- League: Serbian Hockey League
- Sport: Ice hockey
- Regular-season winner: KHK Crvena Zvezda
- Champions: KHK Crvena Zvezda
- Runners-up: HK Spartak Subotica

Serbian Hockey League seasons
- ← 1991-921993-94 →

= 1992–93 Serbian Hockey League season =

The Serbian Hockey League 1992-1993 season was the second season of the league. Four teams participated.
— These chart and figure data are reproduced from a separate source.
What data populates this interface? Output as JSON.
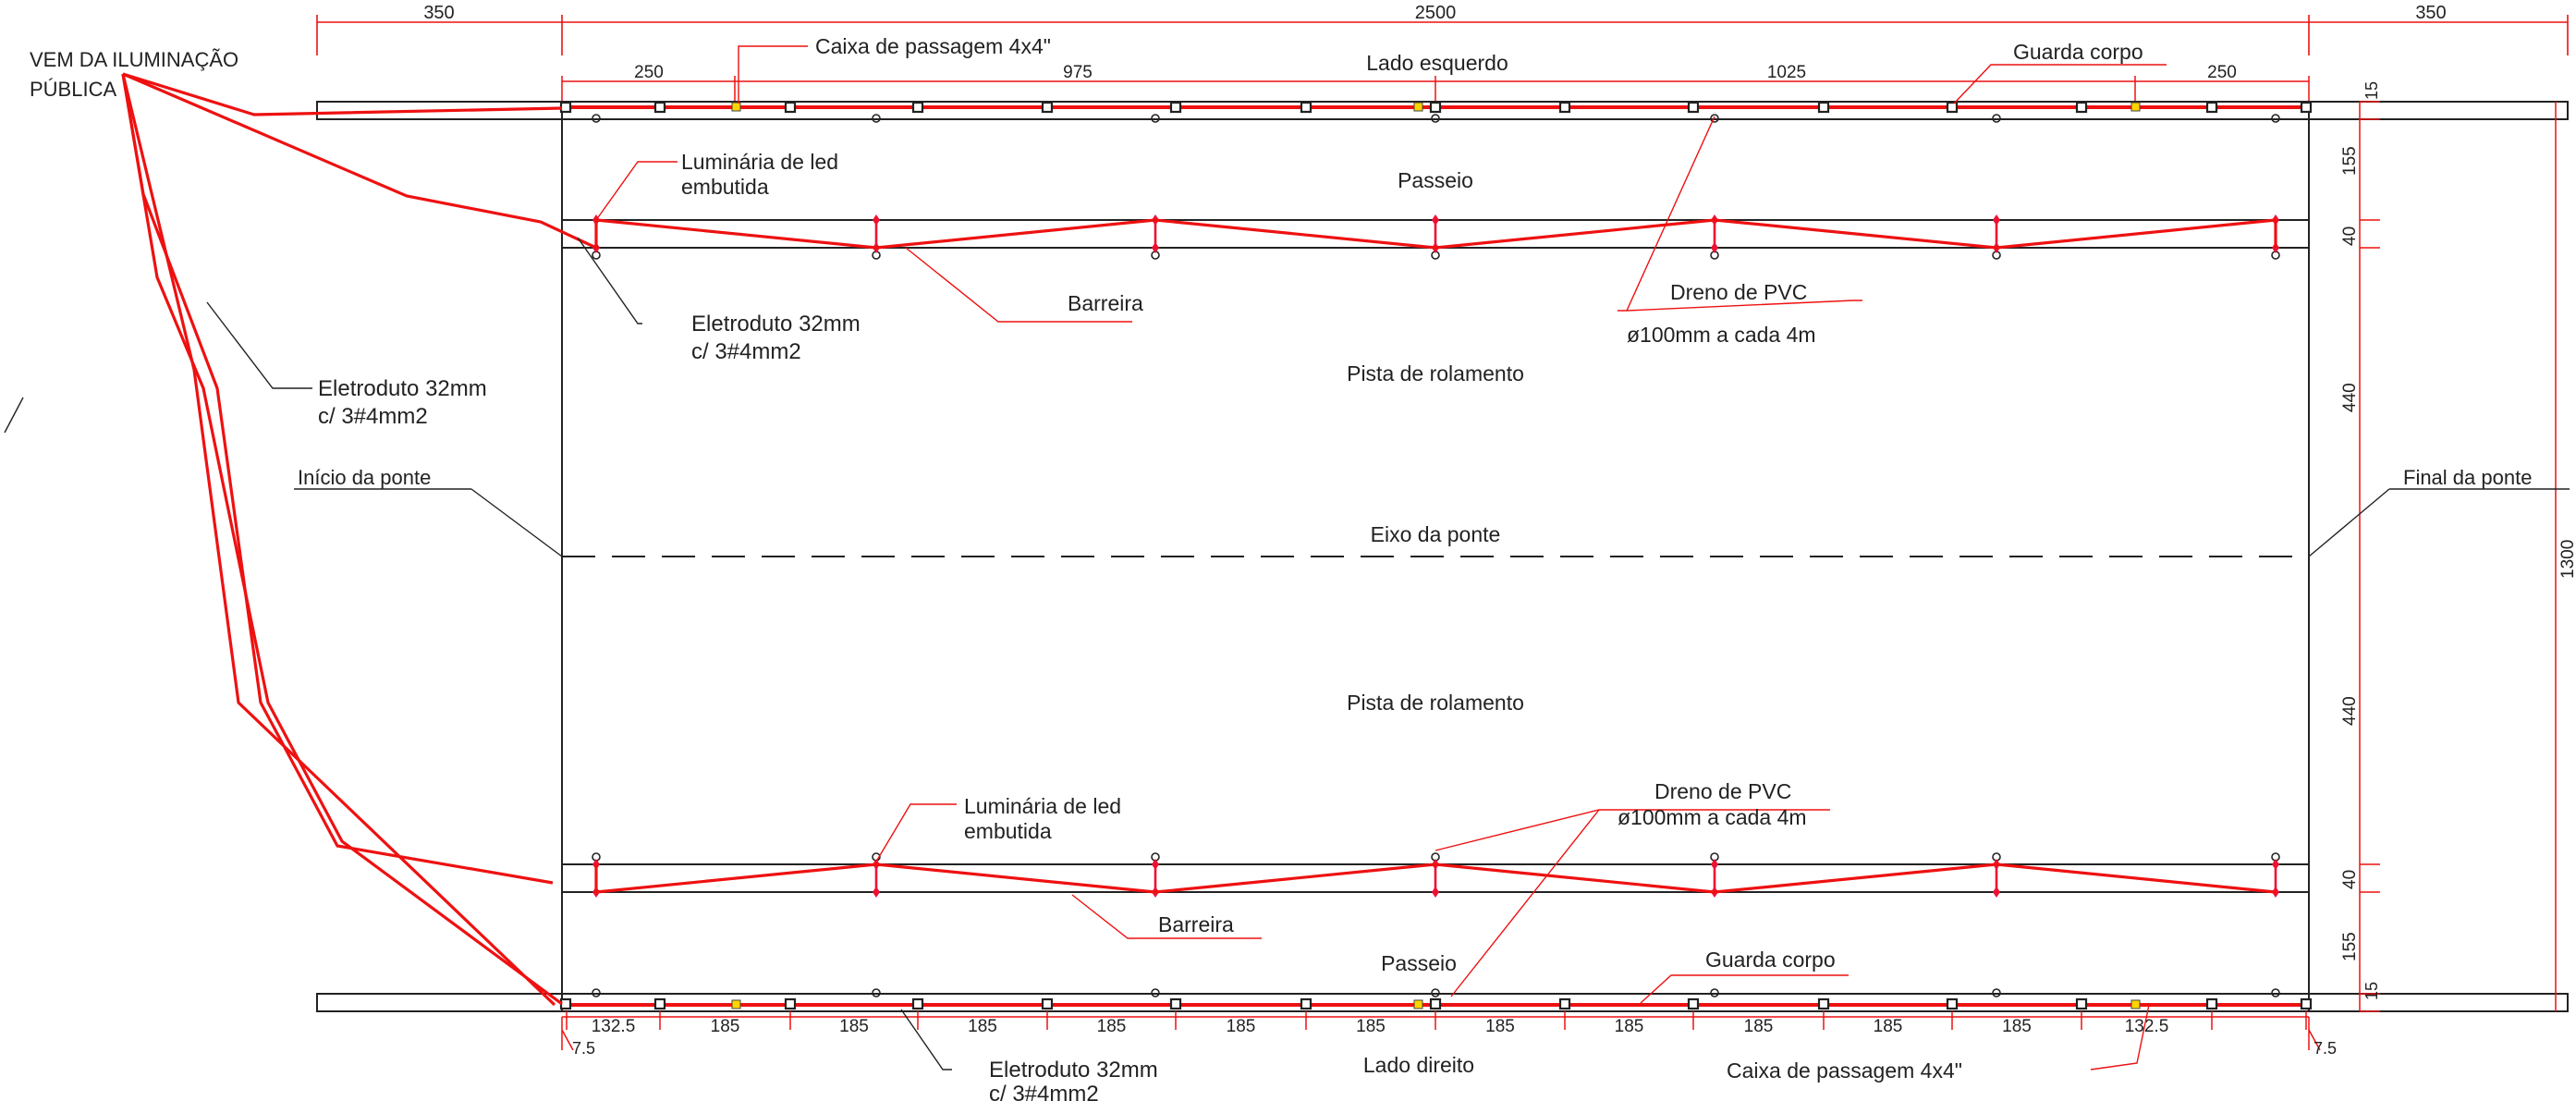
{
  "labels": {
    "from_public_lighting_1": "VEM DA ILUMINAÇÃO",
    "from_public_lighting_2": "PÚBLICA",
    "junction_box_top": "Caixa de passagem 4x4\"",
    "junction_box_bottom": "Caixa de passagem 4x4\"",
    "left_side": "Lado esquerdo",
    "right_side": "Lado direito",
    "railing_top": "Guarda corpo",
    "railing_bottom": "Guarda corpo",
    "sidewalk_top": "Passeio",
    "sidewalk_bottom": "Passeio",
    "luminaire_top_1": "Luminária de led",
    "luminaire_top_2": "embutida",
    "luminaire_bottom_1": "Luminária de led",
    "luminaire_bottom_2": "embutida",
    "conduit_top_1": "Eletroduto 32mm",
    "conduit_top_2": "c/ 3#4mm2",
    "conduit_left_1": "Eletroduto 32mm",
    "conduit_left_2": "c/ 3#4mm2",
    "conduit_bottom_1": "Eletroduto 32mm",
    "conduit_bottom_2": "c/ 3#4mm2",
    "barrier_top": "Barreira",
    "barrier_bottom": "Barreira",
    "drain_top_1": "Dreno de PVC",
    "drain_top_2": "ø100mm a cada 4m",
    "drain_bottom_1": "Dreno de PVC",
    "drain_bottom_2": "ø100mm a cada 4m",
    "roadway_top": "Pista de rolamento",
    "roadway_bottom": "Pista de rolamento",
    "bridge_start": "Início da ponte",
    "bridge_end": "Final da ponte",
    "bridge_axis": "Eixo da ponte"
  },
  "dimensions": {
    "overall": {
      "left": "350",
      "middle": "2500",
      "right": "350"
    },
    "top_segments": [
      "250",
      "975",
      "1025",
      "250"
    ],
    "bottom_segments": [
      "132.5",
      "185",
      "185",
      "185",
      "185",
      "185",
      "185",
      "185",
      "185",
      "185",
      "185",
      "185",
      "132.5"
    ],
    "end_left": "7.5",
    "end_right": "7.5",
    "vertical": [
      "15",
      "155",
      "40",
      "440",
      "440",
      "40",
      "155",
      "15"
    ],
    "total_width": "1300"
  },
  "colors": {
    "conduit": "#ee1111",
    "luminaire": "#ee1133",
    "junction_box": "#ffd400",
    "dimension": "#ee1111",
    "outline": "#222222"
  }
}
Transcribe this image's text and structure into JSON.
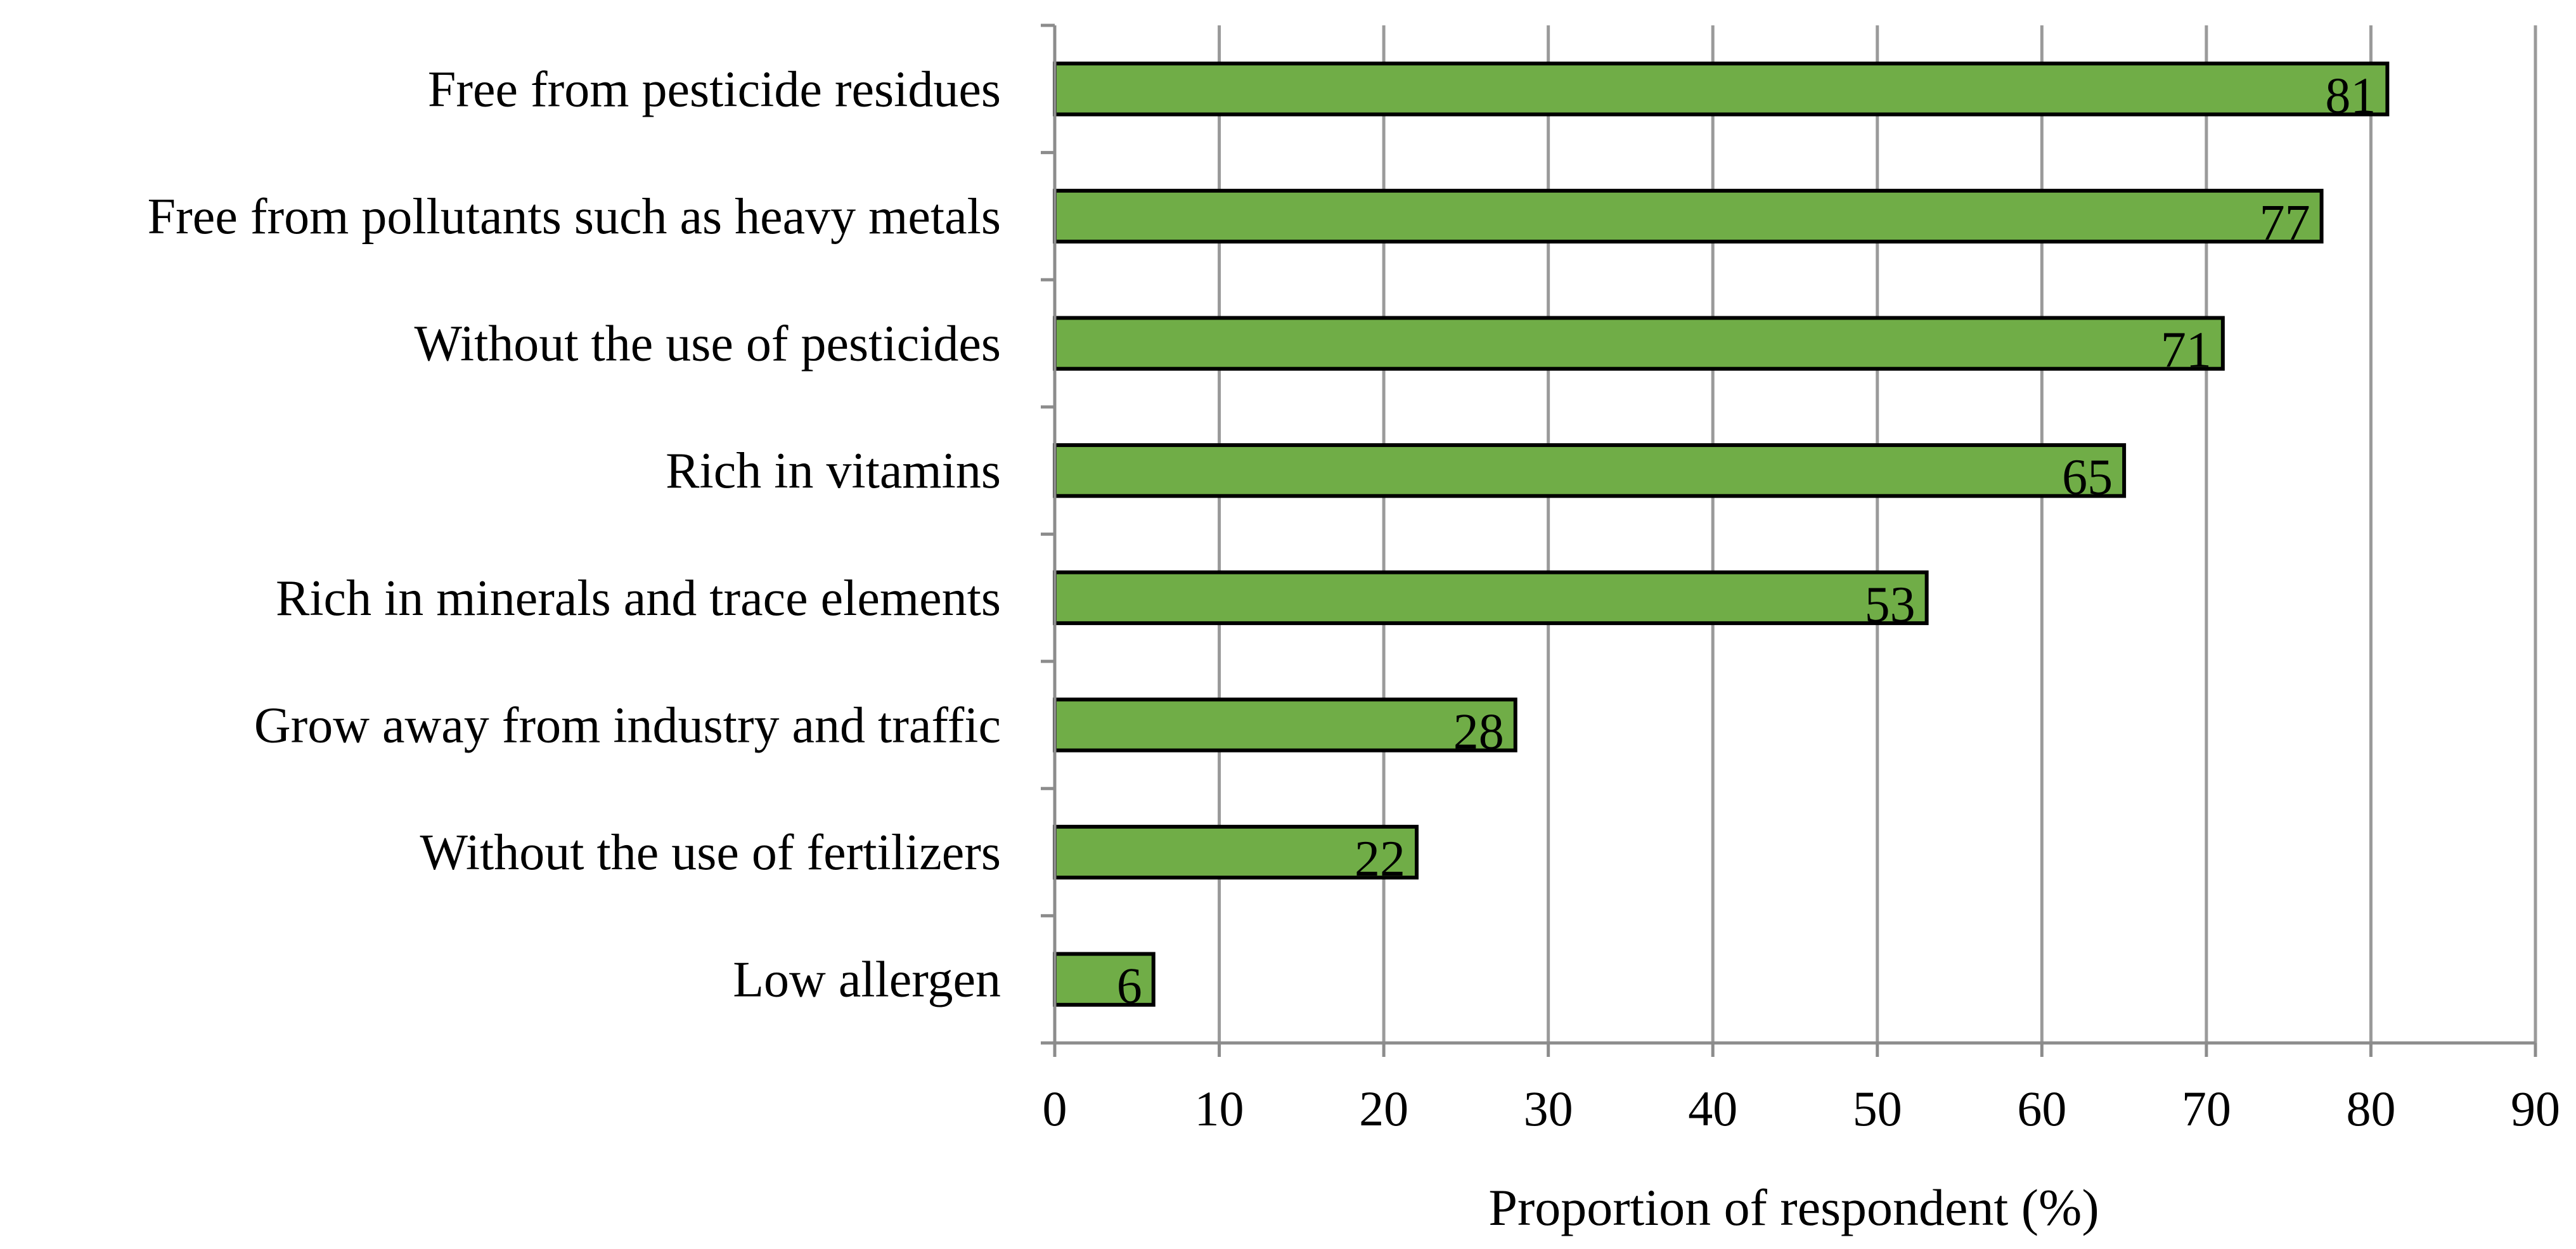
{
  "chart_data": {
    "type": "bar",
    "orientation": "horizontal",
    "categories": [
      "Free from pesticide residues",
      "Free from pollutants such as heavy metals",
      "Without the use of pesticides",
      "Rich in vitamins",
      "Rich in minerals and trace elements",
      "Grow away from industry and traffic",
      "Without the use of fertilizers",
      "Low allergen"
    ],
    "values": [
      81,
      77,
      71,
      65,
      53,
      28,
      22,
      6
    ],
    "data_labels": [
      "81",
      "77",
      "71",
      "65",
      "53",
      "28",
      "22",
      "6"
    ],
    "title": "",
    "xlabel": "Proportion of respondent (%)",
    "ylabel": "",
    "xlim": [
      0,
      90
    ],
    "xticks": [
      0,
      10,
      20,
      30,
      40,
      50,
      60,
      70,
      80,
      90
    ],
    "grid": "vertical",
    "legend": "none",
    "bar_color": "#70ad47",
    "bar_edge_color": "#000000",
    "grid_color": "#9a9a9a"
  }
}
KHK Crvena Zvezda won their second consecutive title.

==Teams==
- HK Partizan
- KHK Crvena Zvezda
- HK Spartak Subotica
- HK Vojvodina

==Final standings==

| Rk | Team | GP | W | T | L | GF | GA | Pts |
|---|---|---|---|---|---|---|---|---|
| 1. | KHK Crvena Zvezda | 18 | 12 | 1 | 5 | 126 | 84 | 25 |
| 2. | HK Spartak | 18 | 8 | 2 | 8 | 81 | 101 | 18 |
| 3. | HK Vojvodina | 15 | 7 | 0 | 8 | 69 | 87 | 14 |
| 4. | HK Partizan | 15 | 6 | 1 | 8 | 73 | 78 | 13 |

Vojvodina and Partizan played three games fewer than Crvena Zvezda and Spartak

==Playoffs==
In the finals KHK Crvena Zvezda beat HK Spartak Subotica.